The state Assembly has struck a blow for the state's stoners by voting to repeal the Rockefeller drug laws that have threatened so many tokers with the wrong kind of joint.

"This new drug policy will be founded on the premise that drug addiction is a public health crisis and that drug treatment works," said Assembly Speaker Sheldon Silver during a press conference on Wednesday, reported the New York Daily News

By a 96-46 margin, the Democratically-controlled house has called for the repeal of the Rockefeller Drug Laws, enacted more than 30 years ago, that have meant harsh sentences for minor crimes such as simple possession of marijuana. Since 1973, judges have needed the prosecution's consent before sending certain convicts to rehab in lieu of prison.

The bill has already moved to the state Senate, where Dems have vowed quick action. But before anything can be accomplished, the new legislation will have to be reconciled with Gov. David Paterson's own proposal to address the state's drug laws.

Paterson, who was once arrested during a protest of the Rockefeller drug laws, has said he "can’t think of a criminal justice strategy that has been more unsuccessful."

While the fight may not yet be over, it appears the will exists in Albany to get it done.

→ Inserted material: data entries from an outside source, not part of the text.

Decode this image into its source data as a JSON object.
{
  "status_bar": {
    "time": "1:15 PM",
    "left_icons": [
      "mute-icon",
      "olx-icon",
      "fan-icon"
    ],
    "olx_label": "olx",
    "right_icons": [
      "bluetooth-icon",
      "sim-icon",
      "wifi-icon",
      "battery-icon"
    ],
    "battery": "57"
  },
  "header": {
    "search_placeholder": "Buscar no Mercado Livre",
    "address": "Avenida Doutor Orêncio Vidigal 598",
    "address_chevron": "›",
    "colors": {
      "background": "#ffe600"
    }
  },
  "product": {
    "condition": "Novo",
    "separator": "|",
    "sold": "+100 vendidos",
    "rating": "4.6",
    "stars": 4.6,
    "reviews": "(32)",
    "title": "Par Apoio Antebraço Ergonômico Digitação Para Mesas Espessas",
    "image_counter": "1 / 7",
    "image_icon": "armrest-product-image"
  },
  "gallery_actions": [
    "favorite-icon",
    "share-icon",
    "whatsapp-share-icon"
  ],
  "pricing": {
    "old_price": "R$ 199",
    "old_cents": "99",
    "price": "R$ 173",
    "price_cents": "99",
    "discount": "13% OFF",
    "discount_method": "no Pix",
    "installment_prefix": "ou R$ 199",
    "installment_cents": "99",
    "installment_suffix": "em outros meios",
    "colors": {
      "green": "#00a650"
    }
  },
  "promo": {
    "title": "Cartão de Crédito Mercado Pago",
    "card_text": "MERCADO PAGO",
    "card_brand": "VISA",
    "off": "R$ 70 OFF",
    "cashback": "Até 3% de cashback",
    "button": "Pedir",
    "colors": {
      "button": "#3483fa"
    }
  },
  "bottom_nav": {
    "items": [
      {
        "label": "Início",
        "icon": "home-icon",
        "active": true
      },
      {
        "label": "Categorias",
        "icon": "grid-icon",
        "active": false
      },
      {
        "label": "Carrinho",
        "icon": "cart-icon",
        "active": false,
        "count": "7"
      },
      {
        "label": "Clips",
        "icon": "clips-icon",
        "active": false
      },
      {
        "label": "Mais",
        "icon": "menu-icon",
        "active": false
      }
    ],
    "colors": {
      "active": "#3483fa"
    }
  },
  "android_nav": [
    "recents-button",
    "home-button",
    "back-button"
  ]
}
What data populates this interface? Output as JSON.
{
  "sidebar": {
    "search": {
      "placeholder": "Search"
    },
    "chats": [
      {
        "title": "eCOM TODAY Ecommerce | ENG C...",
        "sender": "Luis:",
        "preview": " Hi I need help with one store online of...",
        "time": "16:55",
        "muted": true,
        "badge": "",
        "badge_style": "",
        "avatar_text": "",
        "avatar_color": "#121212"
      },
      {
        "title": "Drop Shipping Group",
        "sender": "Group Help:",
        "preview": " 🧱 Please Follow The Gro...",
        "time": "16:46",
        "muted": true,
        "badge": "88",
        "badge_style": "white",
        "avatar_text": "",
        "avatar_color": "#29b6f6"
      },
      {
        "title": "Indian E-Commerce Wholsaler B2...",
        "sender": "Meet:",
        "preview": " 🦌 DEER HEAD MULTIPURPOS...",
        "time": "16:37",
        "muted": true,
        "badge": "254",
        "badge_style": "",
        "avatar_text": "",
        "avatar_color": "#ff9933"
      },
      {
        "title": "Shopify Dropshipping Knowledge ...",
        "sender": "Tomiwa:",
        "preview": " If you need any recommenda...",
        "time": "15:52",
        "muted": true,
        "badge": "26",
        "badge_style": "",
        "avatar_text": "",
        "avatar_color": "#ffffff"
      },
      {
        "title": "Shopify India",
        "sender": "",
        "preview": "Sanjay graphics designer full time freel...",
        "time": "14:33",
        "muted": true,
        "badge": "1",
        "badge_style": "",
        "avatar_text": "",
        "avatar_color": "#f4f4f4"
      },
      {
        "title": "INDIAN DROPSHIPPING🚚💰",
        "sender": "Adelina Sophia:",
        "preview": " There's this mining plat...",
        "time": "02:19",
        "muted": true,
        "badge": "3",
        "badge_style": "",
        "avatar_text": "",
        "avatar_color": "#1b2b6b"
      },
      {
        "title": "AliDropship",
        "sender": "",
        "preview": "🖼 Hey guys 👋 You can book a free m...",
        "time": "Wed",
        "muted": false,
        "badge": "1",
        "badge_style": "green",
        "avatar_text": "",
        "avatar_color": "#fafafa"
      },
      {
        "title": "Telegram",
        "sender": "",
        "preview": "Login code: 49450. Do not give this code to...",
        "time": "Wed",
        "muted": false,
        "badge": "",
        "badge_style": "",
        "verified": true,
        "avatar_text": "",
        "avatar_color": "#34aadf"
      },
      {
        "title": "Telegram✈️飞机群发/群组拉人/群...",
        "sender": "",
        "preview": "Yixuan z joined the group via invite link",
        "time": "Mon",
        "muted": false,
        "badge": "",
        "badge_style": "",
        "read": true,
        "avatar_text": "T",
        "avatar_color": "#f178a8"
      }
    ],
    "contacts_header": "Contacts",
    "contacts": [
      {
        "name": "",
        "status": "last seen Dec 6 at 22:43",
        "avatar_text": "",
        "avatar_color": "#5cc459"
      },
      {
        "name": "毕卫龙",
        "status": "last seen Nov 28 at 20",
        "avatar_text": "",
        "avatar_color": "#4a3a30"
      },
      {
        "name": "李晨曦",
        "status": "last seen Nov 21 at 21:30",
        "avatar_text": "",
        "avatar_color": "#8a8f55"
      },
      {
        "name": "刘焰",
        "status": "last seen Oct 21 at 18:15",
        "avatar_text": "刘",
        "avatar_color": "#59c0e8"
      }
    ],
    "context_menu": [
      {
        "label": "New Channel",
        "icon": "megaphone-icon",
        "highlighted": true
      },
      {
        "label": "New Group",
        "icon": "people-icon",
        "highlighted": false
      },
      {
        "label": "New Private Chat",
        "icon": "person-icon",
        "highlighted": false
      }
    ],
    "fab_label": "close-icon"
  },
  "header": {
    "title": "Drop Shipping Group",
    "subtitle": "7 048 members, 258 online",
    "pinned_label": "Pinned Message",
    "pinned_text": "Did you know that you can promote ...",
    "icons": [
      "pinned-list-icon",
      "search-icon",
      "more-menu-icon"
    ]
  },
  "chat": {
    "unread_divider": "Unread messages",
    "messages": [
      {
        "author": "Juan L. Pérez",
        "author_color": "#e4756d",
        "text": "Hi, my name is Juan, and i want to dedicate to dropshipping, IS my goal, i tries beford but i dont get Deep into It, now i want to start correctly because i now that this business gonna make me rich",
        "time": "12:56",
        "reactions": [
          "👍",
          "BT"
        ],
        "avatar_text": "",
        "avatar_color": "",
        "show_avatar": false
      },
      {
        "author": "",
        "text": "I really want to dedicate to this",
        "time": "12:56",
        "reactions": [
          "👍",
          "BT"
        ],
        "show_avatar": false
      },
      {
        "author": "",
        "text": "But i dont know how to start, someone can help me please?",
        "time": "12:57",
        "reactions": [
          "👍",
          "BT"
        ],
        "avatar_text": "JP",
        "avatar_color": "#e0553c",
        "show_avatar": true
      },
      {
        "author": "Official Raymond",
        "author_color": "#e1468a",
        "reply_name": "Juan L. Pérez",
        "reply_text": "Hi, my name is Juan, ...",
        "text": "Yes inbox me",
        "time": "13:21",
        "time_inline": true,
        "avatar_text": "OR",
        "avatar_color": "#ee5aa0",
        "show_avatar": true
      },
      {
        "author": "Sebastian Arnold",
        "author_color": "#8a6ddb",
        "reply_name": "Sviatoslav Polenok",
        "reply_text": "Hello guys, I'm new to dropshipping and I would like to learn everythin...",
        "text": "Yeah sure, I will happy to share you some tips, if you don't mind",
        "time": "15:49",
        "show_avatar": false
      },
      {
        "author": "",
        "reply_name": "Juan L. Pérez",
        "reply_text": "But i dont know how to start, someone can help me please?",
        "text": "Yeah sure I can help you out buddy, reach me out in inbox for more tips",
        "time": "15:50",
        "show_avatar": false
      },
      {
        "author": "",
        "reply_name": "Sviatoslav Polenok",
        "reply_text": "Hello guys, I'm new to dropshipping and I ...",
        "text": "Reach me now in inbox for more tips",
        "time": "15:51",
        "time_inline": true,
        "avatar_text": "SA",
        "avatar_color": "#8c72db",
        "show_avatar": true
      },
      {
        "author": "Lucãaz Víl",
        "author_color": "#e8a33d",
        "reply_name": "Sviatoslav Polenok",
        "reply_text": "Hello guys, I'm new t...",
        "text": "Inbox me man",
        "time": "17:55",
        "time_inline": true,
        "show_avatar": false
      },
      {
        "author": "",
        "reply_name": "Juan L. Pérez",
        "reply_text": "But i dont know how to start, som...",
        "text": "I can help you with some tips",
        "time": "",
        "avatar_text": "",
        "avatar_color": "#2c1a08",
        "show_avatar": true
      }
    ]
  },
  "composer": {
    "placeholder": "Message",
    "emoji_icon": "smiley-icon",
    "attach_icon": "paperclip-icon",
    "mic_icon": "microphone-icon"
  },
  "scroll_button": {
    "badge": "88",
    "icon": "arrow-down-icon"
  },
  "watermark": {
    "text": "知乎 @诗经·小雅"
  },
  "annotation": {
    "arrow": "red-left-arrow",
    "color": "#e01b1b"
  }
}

"I don’t think we have a consensus right now," Eric T. Schneiderman of Manhattan, the lead sponsor of the legislation in the Senate, told The New York Times. "But I think we have a better sense of the questions we need to answer going forward."

 Not everyone is pleased.

"We've achieved a balance where we’ve preserved public safety and reduced our prison population,” Michael C. Green, the district attorney of Monroe County, told the Times. "I look at that and say, 'Why do we want to take this system and make a seismic shift?' My fear is that you’re going to disturb one of those trends."